To deduct writing expenses that exceed your writing income, you must convince the IRS that you are writing to make a profit rather than as a hobby. There are two ways to do this.
If you make a profit three out of five consecutive years, the IRS will presume you are writing to make a profit and will allow you to deduct the excess expenses in the losing years. If your crystal ball says you will have that kind of success, go for it.
Most of us can't predict whether we will meet the presumption, though. So there's a second way to show the IRS that we are writing to make a profit: treat writing like a business. Here are some tips on how to do that.
- Follow established accounting and recordkeeping practices and comply with legal requirements. You should maintain detailed records of your writing income and expenses and keep them separate from your personal finances. It also helps to have an annual budget, a business plan, and records of non-financial activities (e.g., a submissions log). If you sell your books at speeches or fairs or from the trunk of your car, make sure you have the necessary business licenses and pay sales taxes to the state.

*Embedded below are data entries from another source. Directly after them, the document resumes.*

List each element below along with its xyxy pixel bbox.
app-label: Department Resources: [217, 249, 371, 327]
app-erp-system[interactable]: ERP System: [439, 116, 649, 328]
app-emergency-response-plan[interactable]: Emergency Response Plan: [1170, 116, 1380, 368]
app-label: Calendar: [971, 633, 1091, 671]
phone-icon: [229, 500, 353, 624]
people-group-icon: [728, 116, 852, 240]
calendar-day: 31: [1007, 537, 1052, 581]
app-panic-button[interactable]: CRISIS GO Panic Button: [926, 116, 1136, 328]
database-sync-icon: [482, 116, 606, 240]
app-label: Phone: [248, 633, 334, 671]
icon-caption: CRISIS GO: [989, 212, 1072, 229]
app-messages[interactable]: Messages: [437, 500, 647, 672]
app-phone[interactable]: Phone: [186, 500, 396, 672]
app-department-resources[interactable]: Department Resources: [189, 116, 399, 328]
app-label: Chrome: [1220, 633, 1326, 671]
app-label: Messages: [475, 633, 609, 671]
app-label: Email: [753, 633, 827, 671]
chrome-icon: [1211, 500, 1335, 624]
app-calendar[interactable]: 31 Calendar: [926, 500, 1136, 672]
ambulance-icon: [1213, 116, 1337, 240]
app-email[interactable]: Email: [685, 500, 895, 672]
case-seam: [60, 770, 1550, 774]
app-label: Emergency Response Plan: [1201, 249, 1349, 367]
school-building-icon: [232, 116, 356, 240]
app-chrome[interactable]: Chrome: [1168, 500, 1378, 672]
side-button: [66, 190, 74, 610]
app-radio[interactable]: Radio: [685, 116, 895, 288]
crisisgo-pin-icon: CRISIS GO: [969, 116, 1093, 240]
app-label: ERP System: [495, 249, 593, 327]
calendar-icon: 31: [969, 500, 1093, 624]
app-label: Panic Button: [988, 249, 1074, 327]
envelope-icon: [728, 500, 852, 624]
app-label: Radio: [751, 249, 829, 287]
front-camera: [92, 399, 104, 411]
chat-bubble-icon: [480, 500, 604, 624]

- Gain the expertise to succeed as a writer. This has two prongs: training and expertise in writing itself (e.g., attending writers' conferences) and expertise in the subject you are writing about (research, research, research).
- Write regularly.
- Submit your work to paying markets. It's okay to submit to non-paying ones occasionally, especially if you do it to gain exposure, but you should concentrate your efforts on paying markets.
- Don't avoid the parts that aren't fun. For me, this means spending time on promotion.
- Write only when the spirit moves you. (The converse of "write regularly.")
- Write, but don't submit.
- Publish, but don't promote. This is especially true if you self-publish. If you use a traditional publisher, it is one of the factors the IRS will consider.